Anonymous’ official Twitter area for Operation Paris has already reported that “more than 3,824 Twitter accounts pro-ISIS are now down,” a number that has been steadily climbing.

Besides social media takeovers, one of the hacker collective's possible modus operandi would be shutting down websites affiliated with its targets using a form of attack called "distributed denial of service" (DDoS)

A "DDoS" attack is a way of flooding a computer system with far more requests for information than it can handle, thus shutting it down altogether. Hackers, employing massive quantities of "virtual" machines — programs acting as full-on computers — request data en masse from a network. When that network is overrun with requests, it shuts down, making it unusable for everyone.

Anonymous has successfully used this method in the past for shutting down the computer networks of companies or organizations it deems fit for attack, from The Church of Scientology to the municipal computer system of Ferguson, Missouri (in the wake of the shooting death of Michael Brown).

Seeing as ISIS' operations primarily rely on donations from their supporters, shutting down their propaganda and donation site in the Dark Web would greatly cripple their major financial sources and hence, their operations

Mostly, ISIS relies on small donations from supporters, after they’ve been indoctrinated. The Anonymous campaign can be effective in this area in two ways.
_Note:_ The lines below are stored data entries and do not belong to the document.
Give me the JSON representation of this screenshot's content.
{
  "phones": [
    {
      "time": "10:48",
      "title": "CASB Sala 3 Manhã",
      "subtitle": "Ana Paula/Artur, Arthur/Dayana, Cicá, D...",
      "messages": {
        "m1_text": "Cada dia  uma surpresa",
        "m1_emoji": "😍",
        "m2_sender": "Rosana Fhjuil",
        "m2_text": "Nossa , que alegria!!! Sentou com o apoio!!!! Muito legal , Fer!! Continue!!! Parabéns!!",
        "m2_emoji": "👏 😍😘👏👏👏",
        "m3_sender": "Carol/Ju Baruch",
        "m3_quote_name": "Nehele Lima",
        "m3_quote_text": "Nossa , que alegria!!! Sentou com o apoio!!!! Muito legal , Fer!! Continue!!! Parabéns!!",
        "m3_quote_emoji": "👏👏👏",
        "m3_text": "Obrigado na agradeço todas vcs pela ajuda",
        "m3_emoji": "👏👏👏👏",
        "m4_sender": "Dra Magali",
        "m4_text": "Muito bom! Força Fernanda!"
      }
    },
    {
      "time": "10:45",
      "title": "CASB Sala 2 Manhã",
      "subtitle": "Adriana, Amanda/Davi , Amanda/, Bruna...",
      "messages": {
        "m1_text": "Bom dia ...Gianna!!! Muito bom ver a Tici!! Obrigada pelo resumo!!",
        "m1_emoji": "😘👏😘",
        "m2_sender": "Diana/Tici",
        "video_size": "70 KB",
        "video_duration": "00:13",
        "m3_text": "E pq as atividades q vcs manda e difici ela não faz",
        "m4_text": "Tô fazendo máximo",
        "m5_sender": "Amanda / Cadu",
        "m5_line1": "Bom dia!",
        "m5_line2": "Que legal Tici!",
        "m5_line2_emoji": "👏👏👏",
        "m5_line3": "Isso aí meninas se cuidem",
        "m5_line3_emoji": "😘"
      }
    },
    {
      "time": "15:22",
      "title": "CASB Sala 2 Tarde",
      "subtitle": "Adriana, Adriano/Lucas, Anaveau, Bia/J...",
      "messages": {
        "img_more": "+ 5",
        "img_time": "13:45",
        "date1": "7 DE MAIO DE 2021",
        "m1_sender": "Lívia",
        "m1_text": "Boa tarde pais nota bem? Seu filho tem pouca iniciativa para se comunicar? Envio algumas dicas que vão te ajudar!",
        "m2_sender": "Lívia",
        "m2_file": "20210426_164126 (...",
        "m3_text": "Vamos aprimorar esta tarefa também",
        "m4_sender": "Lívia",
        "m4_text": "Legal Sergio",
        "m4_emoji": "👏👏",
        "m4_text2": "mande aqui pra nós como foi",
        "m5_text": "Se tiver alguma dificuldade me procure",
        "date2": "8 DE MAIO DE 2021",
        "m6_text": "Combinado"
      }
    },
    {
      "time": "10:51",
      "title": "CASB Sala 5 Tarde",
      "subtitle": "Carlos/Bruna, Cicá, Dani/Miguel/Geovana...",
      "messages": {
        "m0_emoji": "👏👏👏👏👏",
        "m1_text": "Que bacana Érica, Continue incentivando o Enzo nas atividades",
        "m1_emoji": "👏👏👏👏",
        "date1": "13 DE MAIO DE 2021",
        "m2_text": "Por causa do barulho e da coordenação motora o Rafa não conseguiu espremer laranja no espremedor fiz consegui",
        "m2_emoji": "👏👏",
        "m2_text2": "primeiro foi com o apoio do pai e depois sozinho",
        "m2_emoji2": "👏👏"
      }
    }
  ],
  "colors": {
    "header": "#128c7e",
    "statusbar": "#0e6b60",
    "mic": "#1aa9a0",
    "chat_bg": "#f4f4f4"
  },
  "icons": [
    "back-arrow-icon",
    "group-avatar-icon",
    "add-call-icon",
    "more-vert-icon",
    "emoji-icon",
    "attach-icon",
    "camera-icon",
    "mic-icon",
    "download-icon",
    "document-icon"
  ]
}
First, by repeatedly shutting down huge numbers of donation sites, Anonymous will make it far harder for people who want to donate to do so.
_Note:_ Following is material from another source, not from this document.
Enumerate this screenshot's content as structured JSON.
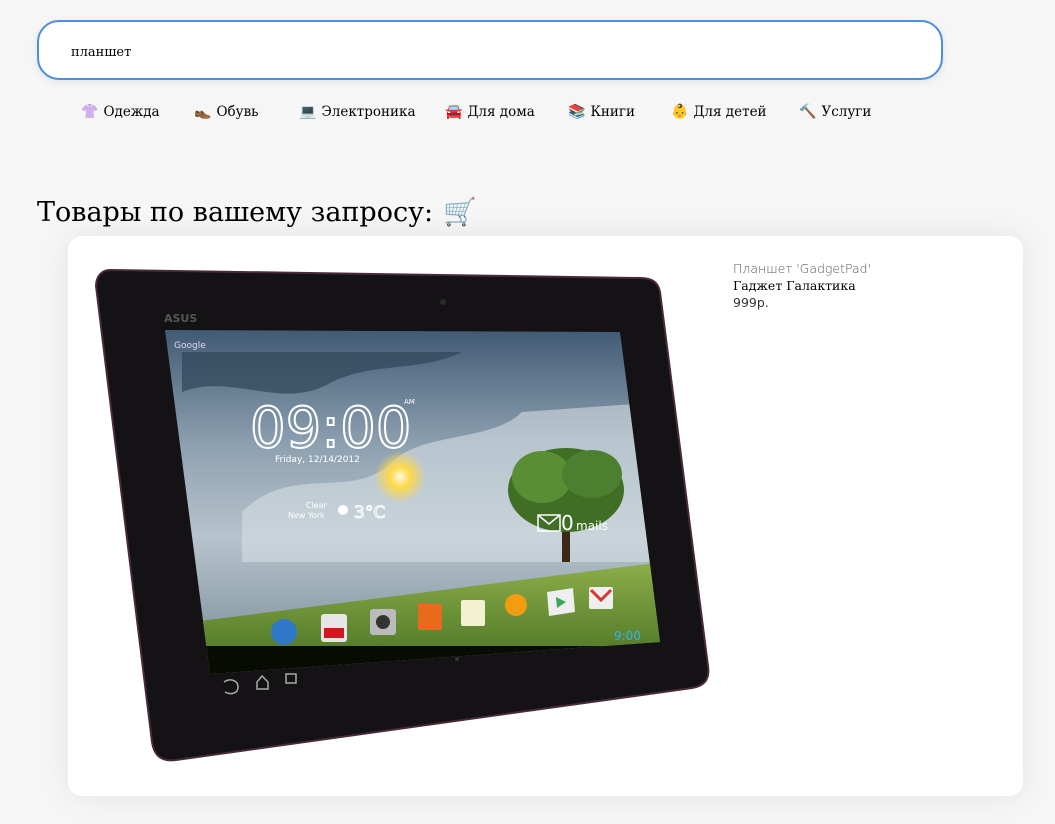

Second, by shutting down propaganda sites, it can reduce the number of people who feel the desire to donate. Anonymous shutdowns will make it far harder to get those messages out and for anyone who does see such messages to respond.
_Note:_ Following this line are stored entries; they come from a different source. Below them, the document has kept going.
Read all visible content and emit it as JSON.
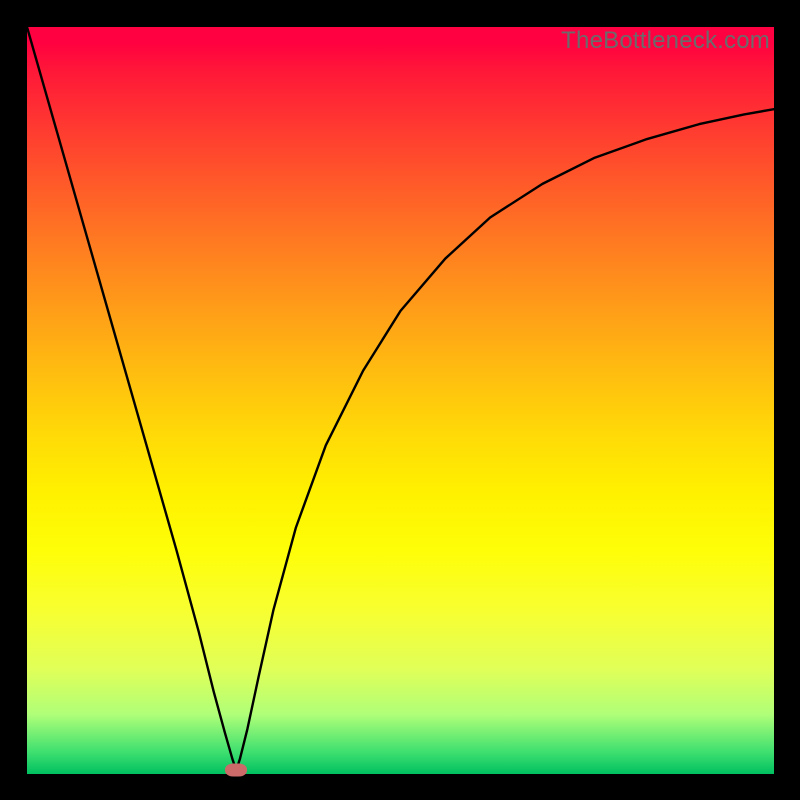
{
  "watermark": "TheBottleneck.com",
  "colors": {
    "frame": "#000000",
    "curve": "#000000",
    "marker": "#cc6a6a"
  },
  "chart_data": {
    "type": "line",
    "title": "",
    "xlabel": "",
    "ylabel": "",
    "xlim": [
      0,
      100
    ],
    "ylim": [
      0,
      100
    ],
    "background_gradient": {
      "top": "#ff0040",
      "bottom": "#00c060",
      "meaning": "red = high bottleneck, green = low bottleneck"
    },
    "marker": {
      "x": 28,
      "y": 0.5
    },
    "series": [
      {
        "name": "bottleneck-curve",
        "x": [
          0,
          4,
          8,
          12,
          16,
          20,
          23,
          25,
          26.5,
          27.5,
          28,
          28.5,
          29.5,
          31,
          33,
          36,
          40,
          45,
          50,
          56,
          62,
          69,
          76,
          83,
          90,
          96,
          100
        ],
        "y": [
          100,
          86,
          72,
          58,
          44,
          30,
          19,
          11,
          5.5,
          2,
          0.5,
          2,
          6,
          13,
          22,
          33,
          44,
          54,
          62,
          69,
          74.5,
          79,
          82.5,
          85,
          87,
          88.3,
          89
        ]
      }
    ]
  }
}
If Anonymous can keep ahead of ISIS in shutting down propaganda, recruitment and fundraising sites and feeds of all kinds, its cyberwar - in conjunction with standard military attacks - can work.

Another possible course of action would be for Anonymous to outright access ISIS' private networks in retrieving battle plans, operative names, and other vital info that could assist in military action, as well as to release personal information about members of ISIS

Image via 5News Online

There's no doubt that world governments are already attempting this themselves, though a hacking collective with a bone to pick may apply methods that are outside of what world governments (and international laws) consider respectable behavior. This is the kind of information-based warfare that hacking collectives specialize in, which has ripple effects beyond the act itself.

Discernible effects from Anonymous' campaign against ISIS remains to be seen, although the militant group is reported to have taken precautions against possible cyber attacks from the "idiots"

A Telegram channel that’s believed to be affiliated with ISIS hackers sent out a message to its followers instructing them how to prevent getting hacked by Anonymous.

“The #Anonymous hackers threatened in new video release that they will carry out a major hack operation on the Islamic state (idiots),” the statement read in part.

The message goes on to provide “instructions” on how to avoid potential hacks: Don’t open any links unless sure of the source. Change Internet Protocol addresses “constantly.” And “do not talk to people [you] don’t know on Telegram” or through Twitter direct messaging.

The message was then forwarded around to various other ISIS-affiliated Telegram channels.